Street's Disciple

Artist: NasTitle: Street's DiscipleRating: 4 1/2 StarsReviewed by: Matt Barone

Already an undeniable great in Hip-hop’s still growing annals, Queensbridge veteran Nas has consistently elevated the lyrical bar over the past decade. Even when his albums came under question (like 1999’s conceptually-misguided Nastradamus), his verses rarely came under scrutiny. Having arguably KO’d Jay-Z in one of the musical genre’s most highly publicized battles, while simultaneously resurrecting his widespread respect level in 2001, Nas could have put his career on cruise control. Thankfully for listeners and Hip-hop alike, though, Nas has crafted his most personal work to date with the double-disc opus Street’s Disciple (Columbia); a musical tour-de-force of candid introspection, topical creativity, and genuine rap music that further solidifies his spot in the Hip-hop history books.

Over the course of 23 tracks, Nas remains in top form. “American Way” brings the political hate out of the MC as he venomously calls out our nation’s leaders over Q-Tip’s bouncy “Atomic Dog” sampling, and on the gut-wrenching “Reason,” his street-corner commentary powerfully shines light on urban plight. Nas brings the best out of newcomer Quan on the dedication to lost loved ones, “Just The Moment,” while delivering a cautionary tale of negative guidance with female rookie Winter on the engaging “Sekou Story.” Emotions run high again on “Live Now,’ with Chucky Thompson’s chopped-up piano keys inspiring Nas’ advice for listeners to take advantage of life’s one shot.

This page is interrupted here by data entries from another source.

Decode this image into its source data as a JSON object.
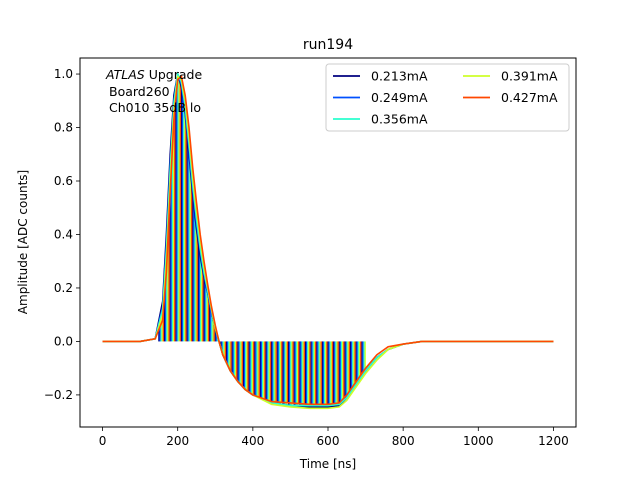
{
  "chart_data": {
    "type": "line",
    "title": "run194",
    "xlabel": "Time [ns]",
    "ylabel": "Amplitude [ADC counts]",
    "xlim": [
      -60,
      1260
    ],
    "ylim": [
      -0.32,
      1.06
    ],
    "xticks": [
      0,
      200,
      400,
      600,
      800,
      1000,
      1200
    ],
    "xtick_labels": [
      "0",
      "200",
      "400",
      "600",
      "800",
      "1000",
      "1200"
    ],
    "yticks": [
      -0.2,
      0.0,
      0.2,
      0.4,
      0.6,
      0.8,
      1.0
    ],
    "ytick_labels": [
      "−0.2",
      "0.0",
      "0.2",
      "0.4",
      "0.6",
      "0.8",
      "1.0"
    ],
    "grid": false,
    "legend_position": "top-right",
    "legend_columns": 2,
    "annotation": {
      "italic": "ATLAS",
      "text": " Upgrade",
      "lines": [
        "Board260",
        "Ch010 35dB lo"
      ]
    },
    "x": [
      0,
      100,
      140,
      160,
      170,
      180,
      190,
      200,
      210,
      220,
      230,
      240,
      250,
      260,
      270,
      280,
      290,
      300,
      310,
      320,
      340,
      360,
      380,
      400,
      450,
      500,
      550,
      600,
      630,
      650,
      670,
      700,
      730,
      760,
      800,
      850,
      900,
      1000,
      1100,
      1200
    ],
    "series": [
      {
        "name": "0.213mA",
        "color": "#00007f",
        "values": [
          0,
          0,
          0.01,
          0.15,
          0.4,
          0.7,
          0.92,
          1.0,
          0.95,
          0.85,
          0.7,
          0.55,
          0.42,
          0.32,
          0.24,
          0.18,
          0.11,
          0.05,
          0.0,
          -0.05,
          -0.11,
          -0.15,
          -0.18,
          -0.2,
          -0.23,
          -0.24,
          -0.245,
          -0.245,
          -0.24,
          -0.21,
          -0.17,
          -0.11,
          -0.06,
          -0.03,
          -0.01,
          0,
          0,
          0,
          0,
          0
        ]
      },
      {
        "name": "0.249mA",
        "color": "#0050ff",
        "values": [
          0,
          0,
          0.01,
          0.13,
          0.36,
          0.66,
          0.9,
          1.0,
          0.96,
          0.86,
          0.72,
          0.57,
          0.44,
          0.34,
          0.25,
          0.18,
          0.11,
          0.05,
          0.0,
          -0.05,
          -0.11,
          -0.15,
          -0.18,
          -0.2,
          -0.23,
          -0.24,
          -0.24,
          -0.24,
          -0.235,
          -0.21,
          -0.17,
          -0.11,
          -0.06,
          -0.03,
          -0.01,
          0,
          0,
          0,
          0,
          0
        ]
      },
      {
        "name": "0.356mA",
        "color": "#29ffce",
        "values": [
          0,
          0,
          0.01,
          0.12,
          0.34,
          0.64,
          0.89,
          1.0,
          0.97,
          0.88,
          0.74,
          0.59,
          0.46,
          0.35,
          0.26,
          0.19,
          0.12,
          0.05,
          0.0,
          -0.05,
          -0.11,
          -0.15,
          -0.18,
          -0.2,
          -0.23,
          -0.24,
          -0.24,
          -0.24,
          -0.235,
          -0.21,
          -0.17,
          -0.11,
          -0.06,
          -0.03,
          -0.01,
          0,
          0,
          0,
          0,
          0
        ]
      },
      {
        "name": "0.391mA",
        "color": "#ceff29",
        "values": [
          0,
          0,
          0.01,
          0.1,
          0.3,
          0.6,
          0.86,
          0.99,
          0.98,
          0.9,
          0.77,
          0.62,
          0.49,
          0.38,
          0.28,
          0.2,
          0.12,
          0.05,
          0.0,
          -0.05,
          -0.11,
          -0.15,
          -0.18,
          -0.2,
          -0.235,
          -0.245,
          -0.25,
          -0.25,
          -0.245,
          -0.22,
          -0.18,
          -0.12,
          -0.07,
          -0.03,
          -0.01,
          0,
          0,
          0,
          0,
          0
        ]
      },
      {
        "name": "0.427mA",
        "color": "#ff4800",
        "values": [
          0,
          0,
          0.01,
          0.08,
          0.26,
          0.56,
          0.83,
          0.98,
          0.99,
          0.92,
          0.8,
          0.65,
          0.52,
          0.4,
          0.3,
          0.21,
          0.13,
          0.06,
          0.0,
          -0.05,
          -0.11,
          -0.15,
          -0.18,
          -0.2,
          -0.225,
          -0.23,
          -0.235,
          -0.235,
          -0.23,
          -0.2,
          -0.16,
          -0.1,
          -0.05,
          -0.02,
          -0.01,
          0,
          0,
          0,
          0,
          0
        ]
      }
    ]
  }
}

While his serious side is intact, Nas is still able to spit metaphorically driven bars that effortlessly blow past his microphone competition. Over Salaam Remi’s dark and haunting instrumental, Nas rips through the defiant “Nazareth Savage.” Remi displays strong chemistry with Nas on more than half of Street’s Disciple’s instrumentals; allowing God’s Son to bask in confidence as he flips Run DMC’s "Jam-Master Jay" on “You Know My Style,” and hardening the mood with marauding guitars on “Thief’s Theme.” Nas even steps behind the boards, hooking up the frantic string arrangement heard on the militant “Suicide Bounce” (featuring a live-wire hook from Busta Rhymes), and concocting eruptive bass and haunting bells on the incredible “U.B.R. (Unauthorized Biography of Rakim),” where he scribes the life story of the God MC.

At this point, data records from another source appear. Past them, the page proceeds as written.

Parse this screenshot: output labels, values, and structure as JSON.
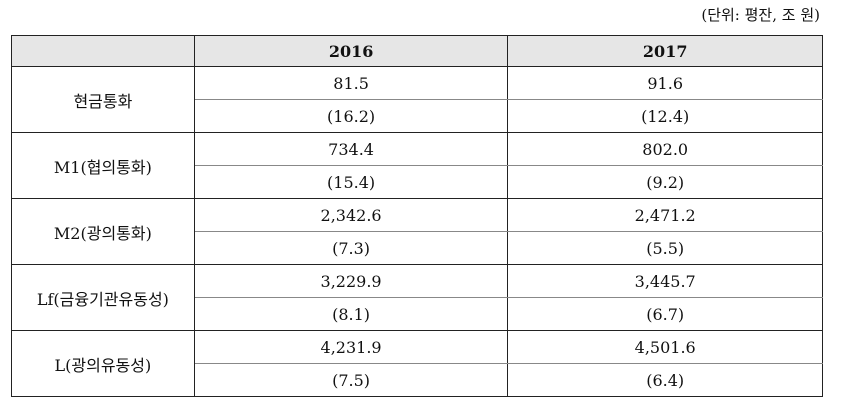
{
  "unit_label": "(단위: 평잔, 조 원)",
  "header": {
    "col1": "2016",
    "col2": "2017"
  },
  "rows": [
    {
      "label": "현금통화",
      "v2016": "81.5",
      "v2017": "91.6",
      "g2016": "(16.2)",
      "g2017": "(12.4)"
    },
    {
      "label": "M1(협의통화)",
      "v2016": "734.4",
      "v2017": "802.0",
      "g2016": "(15.4)",
      "g2017": "(9.2)"
    },
    {
      "label": "M2(광의통화)",
      "v2016": "2,342.6",
      "v2017": "2,471.2",
      "g2016": "(7.3)",
      "g2017": "(5.5)"
    },
    {
      "label": "Lf(금융기관유동성)",
      "v2016": "3,229.9",
      "v2017": "3,445.7",
      "g2016": "(8.1)",
      "g2017": "(6.7)"
    },
    {
      "label": "L(광의유동성)",
      "v2016": "4,231.9",
      "v2017": "4,501.6",
      "g2016": "(7.5)",
      "g2017": "(6.4)"
    }
  ]
}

Positivity and optimism also lay within his mind’s grasp on Street’s Disciple, as Nas offers heartfelt family dedications and light-hearted fare with equal ease. His father, and accomplished musician, Olu Dara helps bring two generations together over Salaam Remi’s Southern blues on “Bridging The Gap.” Backed by L.E.S.’s vibrant soul sample, Nas’ wifey Kelis allows him one last sexual encounter with a past partner on the reflective “Remember The Time,” before rocking a wedding dress on Nas’ audio fantasy “Getting Married.” Conversely, even when the subject matter and approach veer slightly off course, Nas is able to keep the entertainment aspect strong enough to look past head-scratching song choices. “The Makings of a Perfect Bitch” is a puzzling Frankenstein-inspired account of grave robbing and limb patching that feels completely out of place yet still manages to showcase Nas’ songwriting prowess, while the Maxwell-assisted “No One Else In The Room” sports a Michael Jackson disco feel.

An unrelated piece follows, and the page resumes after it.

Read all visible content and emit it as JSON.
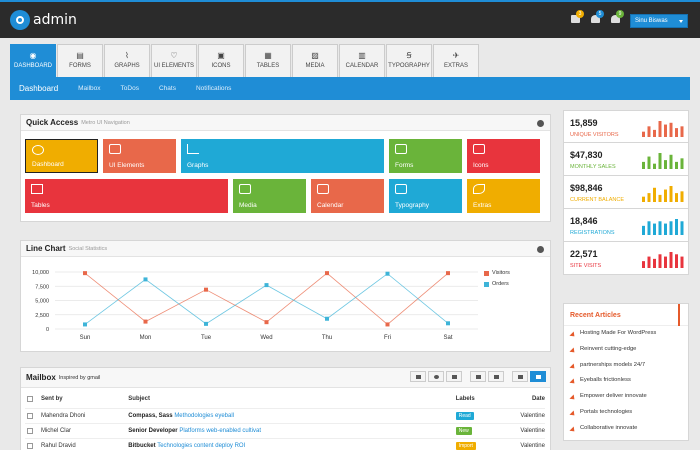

Simply put, Street’s Disciple is the year’s most important major label release thus far, and, with a little over a month remaining on 2004’s calendar, it may very well end up being the year’s best commercial release. Rather than direct his attention to the clubs or to popular radio, Nas stays true to himself and gives rap a much-needed boost of quality. Using Street’s Disciple’s verses as convincing evidence, Nas’ mind spray is rivaled by very few in the culture today.